Jean s'en est allé de bon matin avec sa soeur Jeanne, une gaule sur l'épaule, un
panier sous le bras. L'école est fermée, les écoliers sont en vacances; c'est
pourquoi Jean s'en va tous les jours avec sa soeur Jeanne, une gaule sur
l'épaule, un panier sous le bras, le long de la rivière. Jean est Tourangeau,
Jeanne est Tourangelle. La rivière est tourangelle aussi. Elle coule claire sous
les saules argentés. Un ciel humide et doux la regarde couler. Le matin et le
soir, de blanches vapeurs se traînent sur l'herbe de ses berges. Mais Jean et
Jeanne n'aiment la rivière ni pour les verts feuillages de ses berges, ni pour
ses eaux pures où le ciel se mire. Ils l'aiment pour le poisson qui est dedans.

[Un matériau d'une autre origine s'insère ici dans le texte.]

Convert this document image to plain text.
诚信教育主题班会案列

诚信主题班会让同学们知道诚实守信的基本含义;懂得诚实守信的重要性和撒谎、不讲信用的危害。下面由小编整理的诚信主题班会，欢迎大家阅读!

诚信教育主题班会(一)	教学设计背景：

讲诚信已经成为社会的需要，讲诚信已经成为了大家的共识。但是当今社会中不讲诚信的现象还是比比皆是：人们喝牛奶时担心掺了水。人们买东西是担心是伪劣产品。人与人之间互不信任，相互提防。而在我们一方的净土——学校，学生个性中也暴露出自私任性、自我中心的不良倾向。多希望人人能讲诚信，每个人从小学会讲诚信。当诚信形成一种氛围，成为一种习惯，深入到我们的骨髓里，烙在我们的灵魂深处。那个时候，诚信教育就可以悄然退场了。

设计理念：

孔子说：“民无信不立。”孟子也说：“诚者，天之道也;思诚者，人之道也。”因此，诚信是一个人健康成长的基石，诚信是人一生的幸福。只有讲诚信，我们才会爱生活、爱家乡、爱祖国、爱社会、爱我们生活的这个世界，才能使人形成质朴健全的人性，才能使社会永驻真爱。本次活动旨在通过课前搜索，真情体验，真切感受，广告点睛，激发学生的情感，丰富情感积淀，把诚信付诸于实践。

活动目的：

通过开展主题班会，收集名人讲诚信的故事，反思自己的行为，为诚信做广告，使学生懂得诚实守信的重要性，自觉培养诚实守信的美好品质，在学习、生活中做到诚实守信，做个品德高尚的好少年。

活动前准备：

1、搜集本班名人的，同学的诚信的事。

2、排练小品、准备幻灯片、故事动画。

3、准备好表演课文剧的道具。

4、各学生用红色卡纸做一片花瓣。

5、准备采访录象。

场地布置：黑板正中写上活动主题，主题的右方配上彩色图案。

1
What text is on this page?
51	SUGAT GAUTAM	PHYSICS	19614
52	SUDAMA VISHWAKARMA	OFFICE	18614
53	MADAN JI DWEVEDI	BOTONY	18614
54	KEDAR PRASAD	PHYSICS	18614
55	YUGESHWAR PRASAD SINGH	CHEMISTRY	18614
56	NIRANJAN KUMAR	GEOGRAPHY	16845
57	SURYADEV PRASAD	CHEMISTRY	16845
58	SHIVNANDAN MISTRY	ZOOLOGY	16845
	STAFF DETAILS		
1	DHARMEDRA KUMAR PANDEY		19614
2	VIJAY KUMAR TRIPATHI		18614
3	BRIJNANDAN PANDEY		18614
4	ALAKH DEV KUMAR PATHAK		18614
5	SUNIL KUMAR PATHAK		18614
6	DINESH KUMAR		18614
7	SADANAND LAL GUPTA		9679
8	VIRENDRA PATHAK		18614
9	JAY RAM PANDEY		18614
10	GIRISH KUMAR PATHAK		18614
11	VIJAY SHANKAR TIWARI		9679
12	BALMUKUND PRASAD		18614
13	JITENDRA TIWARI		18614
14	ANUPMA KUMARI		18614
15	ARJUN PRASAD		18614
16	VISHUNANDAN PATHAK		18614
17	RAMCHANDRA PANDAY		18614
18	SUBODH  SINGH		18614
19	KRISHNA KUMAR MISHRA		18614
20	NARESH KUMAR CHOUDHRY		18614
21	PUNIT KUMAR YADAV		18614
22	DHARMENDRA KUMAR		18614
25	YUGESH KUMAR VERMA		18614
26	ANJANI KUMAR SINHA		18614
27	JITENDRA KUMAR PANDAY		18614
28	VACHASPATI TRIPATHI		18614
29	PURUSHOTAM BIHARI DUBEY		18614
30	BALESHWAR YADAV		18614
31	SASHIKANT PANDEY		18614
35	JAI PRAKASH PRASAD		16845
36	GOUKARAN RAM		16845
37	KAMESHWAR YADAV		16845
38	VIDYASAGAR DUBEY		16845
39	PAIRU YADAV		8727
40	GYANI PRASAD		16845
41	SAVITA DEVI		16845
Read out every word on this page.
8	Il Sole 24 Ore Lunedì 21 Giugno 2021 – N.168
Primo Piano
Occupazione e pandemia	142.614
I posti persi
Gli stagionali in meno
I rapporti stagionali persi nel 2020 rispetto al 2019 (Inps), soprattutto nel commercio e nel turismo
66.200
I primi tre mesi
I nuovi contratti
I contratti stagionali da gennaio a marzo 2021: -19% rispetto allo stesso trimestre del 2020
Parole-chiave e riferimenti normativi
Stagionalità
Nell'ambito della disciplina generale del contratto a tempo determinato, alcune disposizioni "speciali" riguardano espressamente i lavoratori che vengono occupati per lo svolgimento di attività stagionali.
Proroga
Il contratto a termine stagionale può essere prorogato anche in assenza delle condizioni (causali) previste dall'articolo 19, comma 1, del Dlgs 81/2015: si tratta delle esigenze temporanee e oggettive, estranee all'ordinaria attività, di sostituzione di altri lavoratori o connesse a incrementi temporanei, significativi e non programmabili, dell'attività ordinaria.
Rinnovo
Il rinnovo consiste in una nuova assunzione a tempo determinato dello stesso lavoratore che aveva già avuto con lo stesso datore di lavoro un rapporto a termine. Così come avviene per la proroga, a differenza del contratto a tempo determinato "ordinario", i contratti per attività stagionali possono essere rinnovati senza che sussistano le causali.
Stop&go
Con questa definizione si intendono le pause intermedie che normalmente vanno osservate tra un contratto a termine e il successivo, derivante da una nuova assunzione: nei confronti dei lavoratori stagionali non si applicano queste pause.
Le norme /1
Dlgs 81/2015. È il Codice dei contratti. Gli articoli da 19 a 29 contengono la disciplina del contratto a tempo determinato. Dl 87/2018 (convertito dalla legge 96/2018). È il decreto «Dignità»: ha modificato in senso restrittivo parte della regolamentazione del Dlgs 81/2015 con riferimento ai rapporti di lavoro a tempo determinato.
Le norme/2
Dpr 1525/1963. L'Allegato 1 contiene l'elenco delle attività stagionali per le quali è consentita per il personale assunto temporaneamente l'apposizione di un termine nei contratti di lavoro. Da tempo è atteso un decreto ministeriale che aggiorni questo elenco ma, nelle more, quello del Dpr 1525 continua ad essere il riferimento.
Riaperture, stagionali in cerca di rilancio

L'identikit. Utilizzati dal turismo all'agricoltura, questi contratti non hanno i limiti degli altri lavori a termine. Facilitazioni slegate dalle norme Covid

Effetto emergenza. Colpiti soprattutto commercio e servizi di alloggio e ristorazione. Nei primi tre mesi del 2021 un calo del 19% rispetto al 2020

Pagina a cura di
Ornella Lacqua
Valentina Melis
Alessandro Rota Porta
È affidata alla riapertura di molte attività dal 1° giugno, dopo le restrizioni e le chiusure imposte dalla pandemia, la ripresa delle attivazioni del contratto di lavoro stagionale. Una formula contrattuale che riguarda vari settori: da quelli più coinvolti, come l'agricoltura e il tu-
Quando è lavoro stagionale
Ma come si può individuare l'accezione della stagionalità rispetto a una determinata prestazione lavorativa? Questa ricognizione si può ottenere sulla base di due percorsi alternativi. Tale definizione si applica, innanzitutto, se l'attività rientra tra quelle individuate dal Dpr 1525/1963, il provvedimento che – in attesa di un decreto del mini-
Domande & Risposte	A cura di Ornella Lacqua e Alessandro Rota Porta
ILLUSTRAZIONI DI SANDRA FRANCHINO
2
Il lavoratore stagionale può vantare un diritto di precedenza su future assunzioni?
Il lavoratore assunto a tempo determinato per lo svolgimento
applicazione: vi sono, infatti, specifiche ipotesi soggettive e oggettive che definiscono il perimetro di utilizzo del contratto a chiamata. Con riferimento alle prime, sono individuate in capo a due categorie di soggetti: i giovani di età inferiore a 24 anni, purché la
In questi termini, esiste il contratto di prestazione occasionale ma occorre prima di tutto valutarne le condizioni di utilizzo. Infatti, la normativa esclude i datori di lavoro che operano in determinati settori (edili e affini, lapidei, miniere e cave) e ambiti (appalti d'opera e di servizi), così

Ils s'arrêtent à l'endroit le plus poissonneux, Jeanne s'assied sous un saule
étêté. Ayant posé ses paniers à terre, Jean déroule sa ligne. Elle est simple:
une gaule, avec un fil et une épingle recourbée au bout du fil. Jean a fourni la
gaule, Jeanne a donné le fil et l'épingle; aussi la ligne est-elle commune au
frère et à la soeur. Chacun la voudrait tout entière, et ce simple engin, qui ne
devait nuire qu'au poisson, a soulevé des querelles domestiques et fait pleuvoir
des horions sur la paisible berge. Le frère et la soeur ont lutté pour le libre
usage de la ligne. Le bras de Jean est devenu noir d'avoir été pincé et la joue
de Jeanne s'est empourprée sous les soufflets sonores. Et quand ils furent las
de pinçons et de gifles, Jean et Jeanne consentirent à partager de bon gré ce
que ni l'un ni l'autre n'avaient pu saisir par la force. Ils convinrent que la
ligne passerait alternativement des mains du frère à celles de la soeur après
chaque poisson pris.

C'est Jean qui commence. L'on ne sait quand il aura fini. Il ne viole pas
ouvertement le traité, il en détruit l'effet par un abus coupable. Pour n'avoir
pas à céder la ligne à sa soeur, il se refuse à prendre le poisson qui s'offre,
qui mord à l'hameçon et qui fait plonger le bouchon.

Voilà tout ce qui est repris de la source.